When I was leaving the parish to return to studies, I received a lot of kind and encouraging words from parishioners. A few in particular have stuck in my mind. One of them went like this: "You're a very good priest, Father, but there's one thing wrong with you. You're not pro-life enough."
I was reminded of this over the past few days by an ad on the subway. It had a picture of a mother and child and proclaimed, "I chose life." The caption said something like, 'unexpected pregnancy, unexpected joy.' I'm not sure I remember it rightly, but it was something like that.
The first time I saw this ad, I thought to myself how good it was to see a pro-life message on one of the subway lines that is always full of students and young people. As I have been shocked and scandalized to notice, even at the 'catholic' school I attend, the false idea of a 'right' to abortion seems to be common. On one campus poster I saw, the so-called 'pro-choice' position was listed among activities of 'social justice.' I thought of taking a picture of the notice and publishing it, but then I decided it was none of my business. (Or was that a rationalization by a Catholic who isn't pro-life enough? After all, it is revealing--and even unmasking!--that abortion is sometimes absent from our catholic discourse on 'social justice.')

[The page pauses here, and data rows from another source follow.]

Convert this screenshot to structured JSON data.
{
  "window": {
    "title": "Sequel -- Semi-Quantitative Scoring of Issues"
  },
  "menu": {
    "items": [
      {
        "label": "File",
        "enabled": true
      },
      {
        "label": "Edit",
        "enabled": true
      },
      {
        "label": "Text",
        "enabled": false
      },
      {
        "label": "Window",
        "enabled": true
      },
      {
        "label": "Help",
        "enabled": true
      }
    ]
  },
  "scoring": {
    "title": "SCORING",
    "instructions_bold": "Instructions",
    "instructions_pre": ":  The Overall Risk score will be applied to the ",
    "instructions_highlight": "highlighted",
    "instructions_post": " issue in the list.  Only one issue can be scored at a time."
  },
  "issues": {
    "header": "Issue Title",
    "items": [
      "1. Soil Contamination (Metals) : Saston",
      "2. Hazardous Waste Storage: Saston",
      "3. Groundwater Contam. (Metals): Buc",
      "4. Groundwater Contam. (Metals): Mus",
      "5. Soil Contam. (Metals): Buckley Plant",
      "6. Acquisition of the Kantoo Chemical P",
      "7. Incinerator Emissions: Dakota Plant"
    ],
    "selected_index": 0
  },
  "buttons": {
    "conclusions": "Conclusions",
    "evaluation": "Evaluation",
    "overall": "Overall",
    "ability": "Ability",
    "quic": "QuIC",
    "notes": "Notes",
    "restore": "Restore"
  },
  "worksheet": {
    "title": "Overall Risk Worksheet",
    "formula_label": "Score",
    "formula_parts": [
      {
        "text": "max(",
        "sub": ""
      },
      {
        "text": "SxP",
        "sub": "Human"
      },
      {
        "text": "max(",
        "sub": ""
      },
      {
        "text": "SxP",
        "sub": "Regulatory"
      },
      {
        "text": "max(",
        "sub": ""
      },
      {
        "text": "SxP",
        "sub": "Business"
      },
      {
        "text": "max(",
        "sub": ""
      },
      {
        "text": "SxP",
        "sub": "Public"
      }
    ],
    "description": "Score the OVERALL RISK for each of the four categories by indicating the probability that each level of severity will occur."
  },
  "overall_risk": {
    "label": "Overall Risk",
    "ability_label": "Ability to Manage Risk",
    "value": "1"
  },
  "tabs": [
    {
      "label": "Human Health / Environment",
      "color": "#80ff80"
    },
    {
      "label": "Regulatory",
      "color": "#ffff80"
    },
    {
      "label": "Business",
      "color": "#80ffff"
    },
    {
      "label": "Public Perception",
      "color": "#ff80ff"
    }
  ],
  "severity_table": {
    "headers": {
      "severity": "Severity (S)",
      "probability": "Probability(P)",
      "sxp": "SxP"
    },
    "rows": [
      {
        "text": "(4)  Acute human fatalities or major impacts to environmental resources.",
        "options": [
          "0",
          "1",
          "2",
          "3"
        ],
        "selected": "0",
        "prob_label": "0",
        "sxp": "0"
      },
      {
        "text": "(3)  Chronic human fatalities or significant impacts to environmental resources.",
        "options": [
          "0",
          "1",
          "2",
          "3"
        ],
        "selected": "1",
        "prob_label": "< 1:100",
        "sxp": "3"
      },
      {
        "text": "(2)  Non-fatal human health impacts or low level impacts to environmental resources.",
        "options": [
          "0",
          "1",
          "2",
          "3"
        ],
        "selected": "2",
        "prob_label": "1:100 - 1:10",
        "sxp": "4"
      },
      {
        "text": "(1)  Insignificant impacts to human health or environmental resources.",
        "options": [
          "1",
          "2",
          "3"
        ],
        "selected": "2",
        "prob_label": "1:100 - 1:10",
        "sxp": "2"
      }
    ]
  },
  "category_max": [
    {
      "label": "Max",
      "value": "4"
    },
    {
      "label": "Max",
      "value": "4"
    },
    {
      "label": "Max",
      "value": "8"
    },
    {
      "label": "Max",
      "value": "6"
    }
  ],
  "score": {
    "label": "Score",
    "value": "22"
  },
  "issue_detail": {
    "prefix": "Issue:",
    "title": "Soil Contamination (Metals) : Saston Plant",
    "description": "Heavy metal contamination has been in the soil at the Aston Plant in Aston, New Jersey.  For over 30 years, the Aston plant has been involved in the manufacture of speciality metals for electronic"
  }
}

But back to the subway. A couple of days later I saw the same, "I chose life" ad. This time someone had taken a marker to it and written "Pro-Choice!" over it. (Perhaps accidentally, but not incidentally, one of the words cut through the baby's face.) At first it made me sad. The so-called 'pro-choice' position is so incomprehensible to me and speaks to me of the terrible confusion of our society. But as I reflected, I thought that perhaps the defacer of the ad wasn't mocking the pro-life position, but making an accusation against the ad. In the end the ad was pro-choice. It held up someone who made the right choice, who had chosen the good over the murderous and dehumanizing violence of our culture, but it still celebrated that there was a choice to be made.
At that moment I realized that I had been tricked. My original appreciation of the ad was partly misplaced. Yes, the ad celebrated the goodness and blessing of life, but embedded in it was the acceptance that life could be a matter of our choice. I didn't even think about that until I saw the ad written upon in the way I described.
Perhaps my friend was right, and that I'm not pro-life enough.